Updated on May 20, 2015, to add newer patient figures
, news editor, Adventist Review
A mega clinic operating on the sidelines of an evangelistic series in Zimbabwe has treated nearly 11,000 patients in its first six days as news about the free healthcare spreads like wildfire across the desert African country.
The Health Expo, patterned after three Adventist free clinics held in the U.S., opened in a shopping center in Chitungwiza on May 13, four days before the May 17 kickoff of the “Revelation of Hope” evangelistic series in an adjacent field.
About 18,000 people are attending the nightly Bible presentations by Adventist Church president Ted N.C. Wilson in the field in Chitungwiza, located 36 kilometers south of the capital, Harare. Other evangelistic meetings are being held simultaneously at 86 other sites in 17 cities across Zimbabwe and will end with an anticipated 30,000 baptisms on Sabbath, May 30.
Dr. Alexis Llaguno, a key organizer of the free clinic, said more than 200 patients were already waiting in line at 5 a.m. Monday so they could be the first to receive treatment when the doors opened at 8:30 a.m. By midday, 1,200 people were waiting for treatment in a square at the center of the shopping center.
Patients have come as far away as Tsoholosho, about 520 kilometers south of Chitungwiza toward the Botswana border.
“Even though they have to pay for the bus fare to get here, the expenditure is worth the transportation money because they know they will get quality and caring service,” said Llaguno, health ministries director for the Adventist Church’s Southern Africa-Indian Ocean Division, which includes Zimbabwe.
More than 180 medical volunteers are working at the clinic, which runs through May 29 and is open every day except Sabbath. They had planned to treat up to 1,000 people a day but managed to see 3,292 on Tuesday alone, bringing the total for the first five days to 10,889 patients, Llaguno said.

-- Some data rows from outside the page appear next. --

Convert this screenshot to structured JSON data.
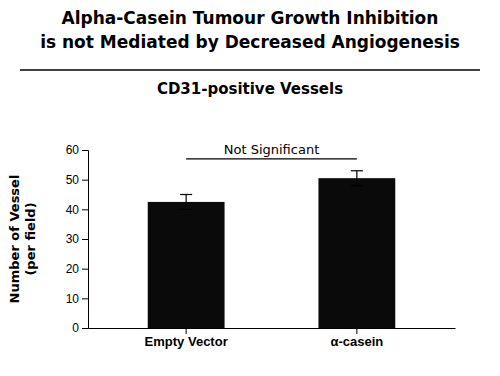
{
  "chart_data": {
    "type": "bar",
    "title": [
      "Alpha-Casein Tumour Growth Inhibition",
      "is not Mediated by Decreased Angiogenesis"
    ],
    "subtitle": "CD31-positive Vessels",
    "categories": [
      "Empty Vector",
      "α-casein"
    ],
    "values": [
      42.5,
      50.5
    ],
    "errors": [
      2.5,
      2.5
    ],
    "color": "#0a0a0a",
    "ylabel": [
      "Number of Vessel",
      "(per field)"
    ],
    "ylim": [
      0,
      60
    ],
    "yticks": [
      0,
      10,
      20,
      30,
      40,
      50,
      60
    ],
    "grid": false,
    "annotations": [
      {
        "text": "Not Significant",
        "y": 57.0
      }
    ]
  }
}
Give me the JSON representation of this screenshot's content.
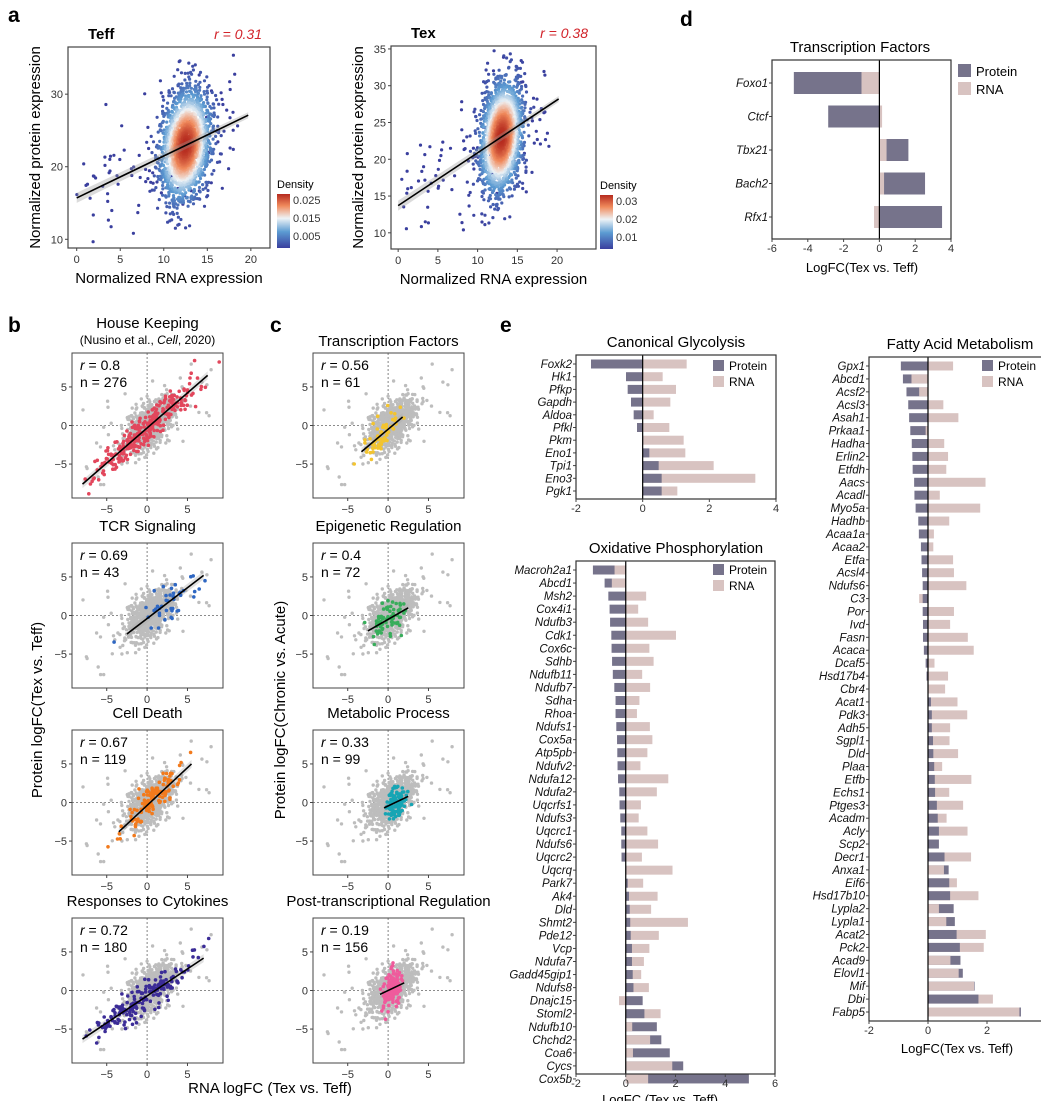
{
  "panel_labels": {
    "a": "a",
    "b": "b",
    "c": "c",
    "d": "d",
    "e": "e"
  },
  "shared": {
    "b_ylabel": "Protein logFC(Tex vs. Teff)",
    "c_ylabel": "Protein logFC(Chronic vs. Acute)",
    "bc_xlabel": "RNA logFC (Tex vs. Teff)"
  },
  "colors": {
    "protein": "#76738b",
    "rna": "#d8c3c1",
    "gray_points": "#bdbdbd",
    "r_label": "#d2232a"
  },
  "chart_data": [
    {
      "id": "a_teff",
      "panel": "a",
      "type": "scatter",
      "title": "Teff",
      "annotation": "r = 0.31",
      "xlabel": "Normalized RNA expression",
      "ylabel": "Normalized protein expression",
      "xticks": [
        0,
        5,
        10,
        15,
        20
      ],
      "yticks": [
        10,
        20,
        30
      ],
      "xlim": [
        -1,
        22.2
      ],
      "ylim": [
        8.8,
        36.5
      ],
      "fit_line": [
        [
          0,
          15.7
        ],
        [
          19.7,
          27.1
        ]
      ],
      "colorbar": {
        "title": "Density",
        "ticks": [
          "0.025",
          "0.015",
          "0.005"
        ]
      }
    },
    {
      "id": "a_tex",
      "panel": "a",
      "type": "scatter",
      "title": "Tex",
      "annotation": "r = 0.38",
      "xlabel": "Normalized RNA expression",
      "ylabel": "Normalized protein expression",
      "xticks": [
        0,
        5,
        10,
        15,
        20
      ],
      "yticks": [
        10,
        15,
        20,
        25,
        30,
        35
      ],
      "xlim": [
        -0.9,
        24.9
      ],
      "ylim": [
        7.8,
        35.4
      ],
      "fit_line": [
        [
          0,
          13.7
        ],
        [
          20.2,
          28.2
        ]
      ],
      "colorbar": {
        "title": "Density",
        "ticks": [
          "0.03",
          "0.02",
          "0.01"
        ]
      }
    },
    {
      "id": "b1",
      "panel": "b",
      "type": "scatter",
      "title": "House Keeping",
      "subtitle": [
        "(Nusino et al., ",
        "Cell",
        ", 2020)"
      ],
      "r": "0.8",
      "n": "276",
      "color": "#e2475c",
      "fit_line": [
        [
          -8,
          -7.6
        ],
        [
          7.5,
          6.5
        ]
      ]
    },
    {
      "id": "b2",
      "panel": "b",
      "type": "scatter",
      "title": "TCR Signaling",
      "r": "0.69",
      "n": "43",
      "color": "#2f67c2",
      "fit_line": [
        [
          -2.5,
          -2.4
        ],
        [
          7,
          5.2
        ]
      ]
    },
    {
      "id": "b3",
      "panel": "b",
      "type": "scatter",
      "title": "Cell Death",
      "r": "0.67",
      "n": "119",
      "color": "#f27a1c",
      "fit_line": [
        [
          -3.5,
          -3.8
        ],
        [
          5.5,
          5.0
        ]
      ]
    },
    {
      "id": "b4",
      "panel": "b",
      "type": "scatter",
      "title": "Responses to Cytokines",
      "r": "0.72",
      "n": "180",
      "color": "#3b2c97",
      "fit_line": [
        [
          -8,
          -6.3
        ],
        [
          7,
          4.2
        ]
      ]
    },
    {
      "id": "c1",
      "panel": "c",
      "type": "scatter",
      "title": "Transcription Factors",
      "r": "0.56",
      "n": "61",
      "color": "#f3c42f",
      "fit_line": [
        [
          -3.3,
          -3.4
        ],
        [
          1.8,
          1.1
        ]
      ]
    },
    {
      "id": "c2",
      "panel": "c",
      "type": "scatter",
      "title": "Epigenetic Regulation",
      "r": "0.4",
      "n": "72",
      "color": "#38ad5b",
      "fit_line": [
        [
          -2.5,
          -2.0
        ],
        [
          2.5,
          1.0
        ]
      ]
    },
    {
      "id": "c3",
      "panel": "c",
      "type": "scatter",
      "title": "Metabolic Process",
      "r": "0.33",
      "n": "99",
      "color": "#17a5b4",
      "fit_line": [
        [
          -0.5,
          -0.7
        ],
        [
          2.5,
          0.8
        ]
      ]
    },
    {
      "id": "c4",
      "panel": "c",
      "type": "scatter",
      "title": "Post-transcriptional Regulation",
      "r": "0.19",
      "n": "156",
      "color": "#ef5b9c",
      "fit_line": [
        [
          -1,
          -0.5
        ],
        [
          2,
          1.0
        ]
      ]
    },
    {
      "id": "d",
      "panel": "d",
      "type": "bar",
      "orientation": "horizontal",
      "title": "Transcription Factors",
      "xlabel": "LogFC(Tex vs. Teff)",
      "xlim": [
        -6,
        4
      ],
      "xticks": [
        -6,
        -4,
        -2,
        0,
        2,
        4
      ],
      "legend": [
        "Protein",
        "RNA"
      ],
      "legend_position": "right",
      "categories": [
        "Foxo1",
        "Ctcf",
        "Tbx21",
        "Bach2",
        "Rfx1"
      ],
      "series": [
        {
          "name": "Protein",
          "values": [
            -4.78,
            -2.86,
            1.62,
            2.55,
            3.5
          ]
        },
        {
          "name": "RNA",
          "values": [
            -1.0,
            0.15,
            0.4,
            0.26,
            -0.3
          ]
        }
      ]
    },
    {
      "id": "e1",
      "panel": "e",
      "type": "bar",
      "orientation": "horizontal",
      "title": "Canonical Glycolysis",
      "xlabel": "",
      "xlim": [
        -2,
        4
      ],
      "xticks": [
        -2,
        0,
        2,
        4
      ],
      "legend": [
        "Protein",
        "RNA"
      ],
      "legend_position": "top-right",
      "categories": [
        "Foxk2",
        "Hk1",
        "Pfkp",
        "Gapdh",
        "Aldoa",
        "Pfkl",
        "Pkm",
        "Eno1",
        "Tpi1",
        "Eno3",
        "Pgk1"
      ],
      "series": [
        {
          "name": "Protein",
          "values": [
            -1.55,
            -0.5,
            -0.45,
            -0.35,
            -0.27,
            -0.17,
            0.0,
            0.2,
            0.48,
            0.57,
            0.57
          ]
        },
        {
          "name": "RNA",
          "values": [
            1.32,
            0.6,
            1.0,
            0.83,
            0.33,
            0.8,
            1.23,
            1.28,
            2.13,
            3.38,
            1.04
          ]
        }
      ]
    },
    {
      "id": "e2",
      "panel": "e",
      "type": "bar",
      "orientation": "horizontal",
      "title": "Oxidative Phosphorylation",
      "xlabel": "LogFC (Tex vs. Teff)",
      "xlim": [
        -2,
        6
      ],
      "xticks": [
        -2,
        0,
        2,
        4,
        6
      ],
      "legend": [
        "Protein",
        "RNA"
      ],
      "legend_position": "top-right",
      "categories": [
        "Macroh2a1",
        "Abcd1",
        "Msh2",
        "Cox4i1",
        "Ndufb3",
        "Cdk1",
        "Cox6c",
        "Sdhb",
        "Ndufb11",
        "Ndufb7",
        "Sdha",
        "Rhoa",
        "Ndufs1",
        "Cox5a",
        "Atp5pb",
        "Ndufv2",
        "Ndufa12",
        "Ndufa2",
        "Uqcrfs1",
        "Ndufs3",
        "Uqcrc1",
        "Ndufs6",
        "Uqcrc2",
        "Uqcrq",
        "Park7",
        "Ak4",
        "Dld",
        "Shmt2",
        "Pde12",
        "Vcp",
        "Ndufa7",
        "Gadd45gip1",
        "Ndufs8",
        "Dnajc15",
        "Stoml2",
        "Ndufb10",
        "Chchd2",
        "Coa6",
        "Cycs",
        "Cox5b"
      ],
      "series": [
        {
          "name": "Protein",
          "values": [
            -1.32,
            -0.85,
            -0.7,
            -0.65,
            -0.63,
            -0.58,
            -0.57,
            -0.55,
            -0.52,
            -0.46,
            -0.41,
            -0.41,
            -0.38,
            -0.35,
            -0.34,
            -0.33,
            -0.31,
            -0.26,
            -0.25,
            -0.22,
            -0.18,
            -0.18,
            -0.17,
            0.0,
            0.08,
            0.13,
            0.16,
            0.18,
            0.2,
            0.25,
            0.25,
            0.28,
            0.31,
            0.68,
            0.75,
            1.25,
            1.43,
            1.77,
            2.31,
            4.95
          ]
        },
        {
          "name": "RNA",
          "values": [
            -0.45,
            -0.56,
            0.82,
            0.5,
            0.9,
            2.02,
            0.95,
            1.12,
            0.66,
            0.98,
            0.55,
            0.45,
            0.97,
            1.07,
            0.87,
            0.59,
            1.71,
            1.25,
            0.61,
            0.52,
            0.87,
            1.3,
            0.65,
            1.88,
            0.7,
            1.28,
            1.02,
            2.5,
            1.33,
            0.95,
            0.73,
            0.62,
            0.93,
            -0.27,
            1.4,
            0.26,
            0.98,
            0.29,
            1.87,
            0.9
          ]
        }
      ]
    },
    {
      "id": "e3",
      "panel": "e",
      "type": "bar",
      "orientation": "horizontal",
      "title": "Fatty Acid Metabolism",
      "xlabel": "LogFC(Tex vs. Teff)",
      "xlim": [
        -2,
        4
      ],
      "xticks": [
        -2,
        0,
        2
      ],
      "legend": [
        "Protein",
        "RNA"
      ],
      "legend_position": "top-right",
      "categories": [
        "Gpx1",
        "Abcd1",
        "Acsf2",
        "Acsl3",
        "Asah1",
        "Prkaa1",
        "Hadha",
        "Erlin2",
        "Etfdh",
        "Aacs",
        "Acadl",
        "Myo5a",
        "Hadhb",
        "Acaa1a",
        "Acaa2",
        "Etfa",
        "Acsl4",
        "Ndufs6",
        "C3",
        "Por",
        "Ivd",
        "Fasn",
        "Acaca",
        "Dcaf5",
        "Hsd17b4",
        "Cbr4",
        "Acat1",
        "Pdk3",
        "Adh5",
        "Sgpl1",
        "Dld",
        "Plaa",
        "Etfb",
        "Echs1",
        "Ptges3",
        "Acadm",
        "Acly",
        "Scp2",
        "Decr1",
        "Anxa1",
        "Eif6",
        "Hsd17b10",
        "Lypla2",
        "Lypla1",
        "Acat2",
        "Pck2",
        "Acad9",
        "Elovl1",
        "Mif",
        "Dbi",
        "Fabp5"
      ],
      "series": [
        {
          "name": "Protein",
          "values": [
            -0.92,
            -0.85,
            -0.73,
            -0.67,
            -0.64,
            -0.6,
            -0.55,
            -0.53,
            -0.52,
            -0.47,
            -0.46,
            -0.42,
            -0.33,
            -0.31,
            -0.24,
            -0.22,
            -0.2,
            -0.18,
            -0.18,
            -0.18,
            -0.17,
            -0.17,
            -0.14,
            -0.08,
            -0.05,
            0.0,
            0.1,
            0.13,
            0.13,
            0.17,
            0.18,
            0.21,
            0.23,
            0.24,
            0.3,
            0.33,
            0.37,
            0.37,
            0.56,
            0.7,
            0.72,
            0.75,
            0.87,
            0.91,
            0.97,
            1.08,
            1.1,
            1.18,
            1.58,
            1.71,
            3.15
          ]
        },
        {
          "name": "RNA",
          "values": [
            0.85,
            -0.56,
            -0.3,
            0.52,
            1.03,
            -0.08,
            0.55,
            0.68,
            0.62,
            1.95,
            0.4,
            1.77,
            0.72,
            0.2,
            0.18,
            0.85,
            0.88,
            1.3,
            -0.3,
            0.88,
            0.75,
            1.35,
            1.55,
            0.22,
            0.68,
            0.58,
            1.0,
            1.33,
            0.75,
            0.73,
            1.02,
            0.48,
            1.47,
            0.72,
            1.19,
            0.63,
            1.34,
            0.0,
            1.46,
            0.54,
            0.98,
            1.71,
            0.37,
            0.62,
            1.96,
            1.89,
            0.76,
            1.04,
            1.56,
            2.2,
            3.1
          ]
        }
      ]
    }
  ],
  "small_scatter_axes": {
    "xticks": [
      -5,
      0,
      5
    ],
    "yticks": [
      -5,
      0,
      5
    ],
    "xlim": [
      -9.3,
      9.4
    ],
    "ylim": [
      -9.4,
      9.4
    ]
  }
}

The free clinic is offering a variety of services, including medical tests for diabetes and heart disease, cancer screening, eye exams, psychological evaluations, dental services, nutrition classes, a stop-smoking program, primary health care, minor surgeries including circumcision, and major surgeries at a nearby government hospital.
The number of patients has been growing daily, fed by news coverage on the radio and word-of-mouth as those who received treatment go home and tell their neighbors. A news report about the clinic is also scheduled to air on national television.
The huge demand from patients echoes an Adventist-organized free clinic in a stadium in San Antonio, Texas, that saw 1,700 volunteers treat about 6,100 patients in three days last month. About 3,000 patients received free healthcare at similar events in San Francisco and Oakland, California, in April 2014.
Llaguno said the Zimbabwean initiative had only grown so large thanks to the Adventist Church’s readiness to work with other agencies.
Seeing the magnitude of the impact of the free clinic, an ophthalmologist in private practice has contacted organizers to ask how he could become involved, he said. A cardio-thoracic surgeon is performing free surgeries.
In addition, Premier Service Medical Investment, a semi-private organization, sent its dental and eye mobile clinic to the shopping center, supplementing a service offered by Adventist volunteers onsite. Zimbabwe’s National Family Planning Council is providing women’s health services. The Women’s University in Africa, a private organization, has a dozen volunteers offering emotional and mental health services.
“This event would not have been as explosive as it is had it not been for the church networking and collaborating with other agencies,” Llaguno said.
“They are the ones who are the heroes in this undertaking,” Llaguno said.